Compared to Knowtator, the biggest advantage of Semantator is its semi-automatic annotation capability. Semantator and Knowtator share the same objective to annotate clinical narratives to create ontology instances and their relationships with properties in an ontology. A human annotator can generally finish annotating a document faster using Semantator because the automatic annotation capability at least helps the users to focus their attention on specific parts rather than the entire document. Second, it was mentioned by one of our annotators that the Semantator relationships are easier to follow as the system simply asks the user to identify the two instances, choose an object property, and specify the subject. Another notable aspect of Semantator is that it works with OWL and thus can leverage the state-of-the-art Semantic Web based reasoning techniques for inconsistency checking and automatic classification.
One drawback of Semantator is the number of files needed. Semantator requires 3 files: the text file, the annotated OWL file, and a metadata XML file storing the information (e.g., positions and colors) of the annotations for users to reload and visualize their previous annotations. There is therefore more file organization required, and it required more practice to understand how to save and re-open files. Another problem mentioned by our annotators was that if an ontology class is first used for annotating a document, Semantator will ask the user to choose a color for highlighting its instances throughout this document. However, it would be good if the system could reuse the chosen colors for the same classes across different documents. This might be feasible by establishing a user repository. Whenever a user wants to use Semantator, the user could choose to log in so that all history information can be loaded; thus all the choices about colors made by this user before can automatically apply.

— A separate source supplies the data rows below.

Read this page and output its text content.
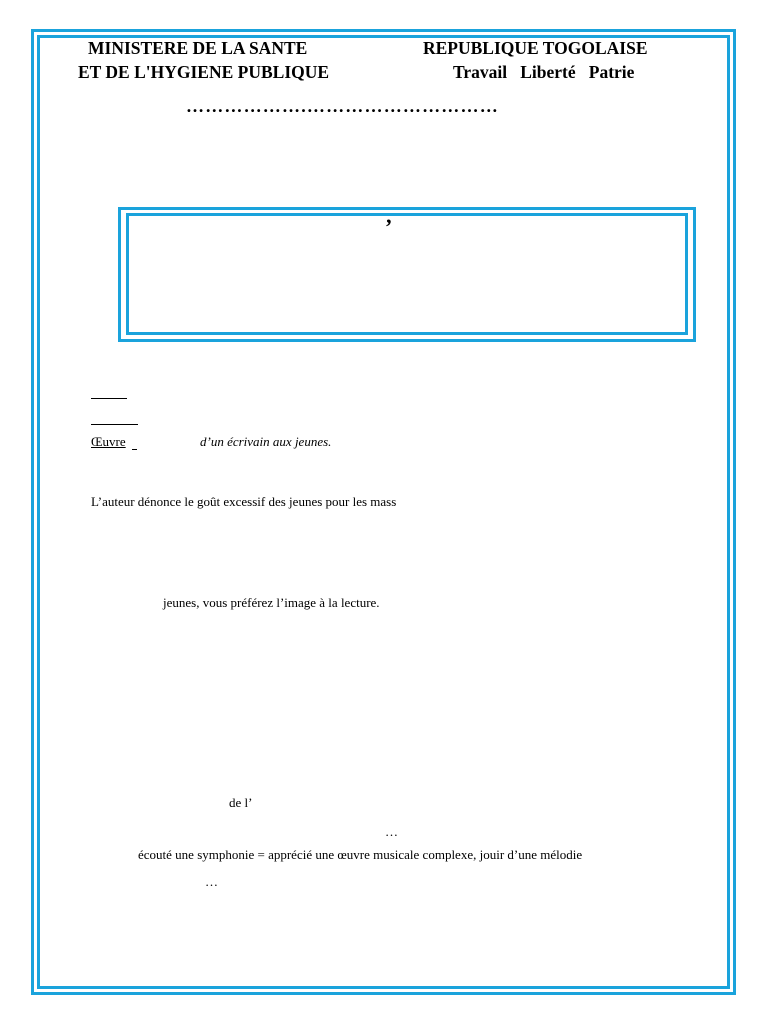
MINISTERE DE LA SANTE
ET DE L'HYGIENE PUBLIQUE
REPUBLIQUE TOGOLAISE
Travail   Liberté   Patrie
……………….…………………………
’
Œuvre	d’un écrivain aux jeunes.
L’auteur dénonce le goût excessif des jeunes pour les mass
jeunes, vous préférez l’image à la lecture.
de l’
…
écouté une symphonie = apprécié une œuvre musicale complexe, jouir d’une mélodie
…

In this paper, we introduce Semantator, a Semantic Web based semi-automatic annotation tool for annotating clinical documents. Although it is designed for the clinical domain, it can also be applied to annotate documents of other domains. Developed as a Protégé plugin, users can manually annotate documents with classes and properties from a loaded ontology in Protégé environment. To facilitate the annotation process, automatic annotation is supported by connecting to two back end services: NCBO annotator and cTAKES. Furthermore, the reasoning capability of Semantator could assist users in finding inconsistencies and incompleteness in their annotations. We present some discussion on Semantator based upon some user experiences.
For future work, it would be necessary to perform a comprehensive evaluation on the usability of Semantator and also provide some use cases. Next, it would be useful to provide a DIFF module to visualize the differences and calculate the inter-annotator agreement between annotations of different annotators. Furthermore, we would like to enhance Semantator with some query capability so that users can issue queries (e.g., SPARQL) to search within the annotation results. Also, we will explore how to provide a general framework to support reasoning within Semantator. In addition to automatic instance creation, automatic relation extraction could be one interesting research question to explore in the future.
This research is partially supported by the National Center for Biomedical Ontologies (NCBO) under the NIH Grant #N01-HG04028, and the NSF under Grant #0937060 to the CRA for the CIFellows Project. We would like to thank Kim Clark and Ian Chute for helping to test Semantator, and Vinod Kaggal and Dr. Hongfang Liu for helping setting up the cTAKES environment. We also thank Deepak Sharma and Donna Ihrke for their advice on improving Semantator.
1This work was done while the first author was an intern at Mayo Clinic.
9This is generally referred to as entity coreference , which is out of the scope of this paper.